- The Great Believers by Rebecca Makkai, Viking, 432 pages. $27.
How do you write about a historical chapter that many living people still remember with the searing power of loss? Part-time Vermonter Rebecca Makkai faced that challenge with her third novel, The Great Believers. Taking us back to the years when an AIDS diagnosis was a rapid death sentence, it chronicles the devastation of Chicago's gay community.
Getting the facts right, of course, is a must; Makkai has documented her research at length in an author's note and a recent Literary Hub essay. In the note, she points us toward the "direct, personal accounts" of those who were there. Her marvelously absorbing novel is itself a meditation on what it means to survive to write such accounts, to carry through life the legacy of the lost. One character has been "living for the past thirty years in a deafening echo ... tending the graveyard alone."
Composed of two alternating narratives — one starting in 1985, the other in 2015 — The Great Believers hops back and forth in time like memory itself. Time travel, says a character at one point, is "devastatingly easy! All you have to do is live long enough!" It may sound like a lighthearted proposition, but we soon learn that, for some, long life confers crushing burdens.
As the novel opens in 1985, protagonist Yale Tishman, a young "development guy" for a university art gallery, is mourning the first of his good friends to die of AIDS. Midway through the book, he will imagine being questioned about the era decades later: "He'd be the world's luckiest man to stand there at the end of it all, to be the one left, trying to remember. The unluckiest one, too."
One person lucky or unlucky enough to remember is Fiona Marcus, the adoring younger sister of Yale's late friend. A supporting character in the 1980s sections, she's the focus of the 2015 sections, in which she travels to Paris seeking her estranged daughter, who has become involved with a cult.
Initially, Fiona's present-day narrative may read like a needless tangent from Yale's more compelling story. But the better we know Fiona, the more we understand how her entire life — including her struggles as a mother — reverberates with the force of the events Yale is living. It's a series of aftershocks.
Fiona has "spent an inordinate amount of her adult life engaged in two different ongoing fantasies," Makkai writes. In one, she re-creates her brother's lost world, detail by detail; in the other, she walks him through postmillennial life, explaining terms such as "cloud" and "firewall." This "time travel" is a form of obsessive mourning, but it's commemoration, too, a forceful affirmation of her brother's life against oblivion.
These same themes dominate a major subplot of Yale's narrative, in which he attempts to acquire a mysterious art collection from Fiona's great-aunt Nora. An artist and model in Paris before and after World War I, the 90-year-old claims to possess authentic unknown works by the likes of Amedeo Modigliani and Chaim Soutine. But her real motive in donating these valuable pieces is to get a public showing for the obscure artist who was her lover.
It's Nora who says time travel is easy, and who draws a parallel between her own famously "lost generation" and Yale's ongoing experience of loss. "Well, you! Your friends! I don't know how it's like anything other than war!" That transhistorical linking gives its title to the novel: F. Scott Fitzgerald described his generation as "the great believers."
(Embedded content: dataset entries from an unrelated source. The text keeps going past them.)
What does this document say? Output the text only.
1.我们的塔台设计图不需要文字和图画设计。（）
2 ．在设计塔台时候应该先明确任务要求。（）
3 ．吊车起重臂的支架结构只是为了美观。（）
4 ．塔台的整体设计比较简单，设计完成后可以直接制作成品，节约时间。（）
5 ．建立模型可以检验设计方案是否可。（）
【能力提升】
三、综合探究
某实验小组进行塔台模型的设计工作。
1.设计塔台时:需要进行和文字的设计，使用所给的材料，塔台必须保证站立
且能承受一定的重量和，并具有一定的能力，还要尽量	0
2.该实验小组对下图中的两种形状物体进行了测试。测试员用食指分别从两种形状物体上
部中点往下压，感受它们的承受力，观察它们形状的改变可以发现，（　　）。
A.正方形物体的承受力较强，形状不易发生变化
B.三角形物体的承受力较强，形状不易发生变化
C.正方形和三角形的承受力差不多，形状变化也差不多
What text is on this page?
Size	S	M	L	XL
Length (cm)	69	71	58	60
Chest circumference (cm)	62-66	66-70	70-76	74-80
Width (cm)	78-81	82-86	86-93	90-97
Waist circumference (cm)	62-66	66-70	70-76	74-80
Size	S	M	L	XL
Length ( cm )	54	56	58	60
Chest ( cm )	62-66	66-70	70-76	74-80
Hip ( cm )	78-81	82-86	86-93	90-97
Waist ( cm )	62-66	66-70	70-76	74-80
Some might argue that, by linking the worst years of the AIDS epidemic to the earlier tragedy of the Great War, Makkai elides the specifics of both. But The Great Believers includes a wealth of specifics — about the everyday, unquestioned homophobia that still reigned in America during the Reagan years; about the panic and misinformation surrounding the disease; about the activists who fought desperately to make treatments available. Yale's partner runs a gay alt-weekly; his secret crush is a crusading lawyer and organizer.
That's the broader canvas surrounding Yale as he battles Nora's family for her collection. The smaller-scale conflict gives the novel a suspenseful motor and a sense of hope. But, as we flip pages to learn the fate of the artworks, we don't forget that far more is at stake: Which of this generation of "great believers" will live to see 2015?
Makkai manages her two narratives so deftly that our dread of the novel's revelations mounts steadily and almost imperceptibly. It's not much of a spoiler to say the book eventually becomes devastatingly sad. But there's no "misery porn" here, no torturing of characters just to jerk tears. Each narrative also mounts toward a climactic art exhibition — in Chicago and in Paris — that affirms the power of creation, witnessing and memory.
While that memory may be a burden, Makkai suggests the penalties of forgetting are greater. In the 2015 narrative, the Paris terrorist attacks make a young gay man worry that aspects of history will repeat themselves: "Everyone acts from fear, the next year, two years. What happens, you think, to people like us?"
Far from sounding a note of historical triumphalism, the novel reminds us how easily positive change can be undone. "[I]t's fragile," says an older gay character of the advances made over his lifetime. "You might look back in fifty years and say, That was the last good time." Ominous and timely words.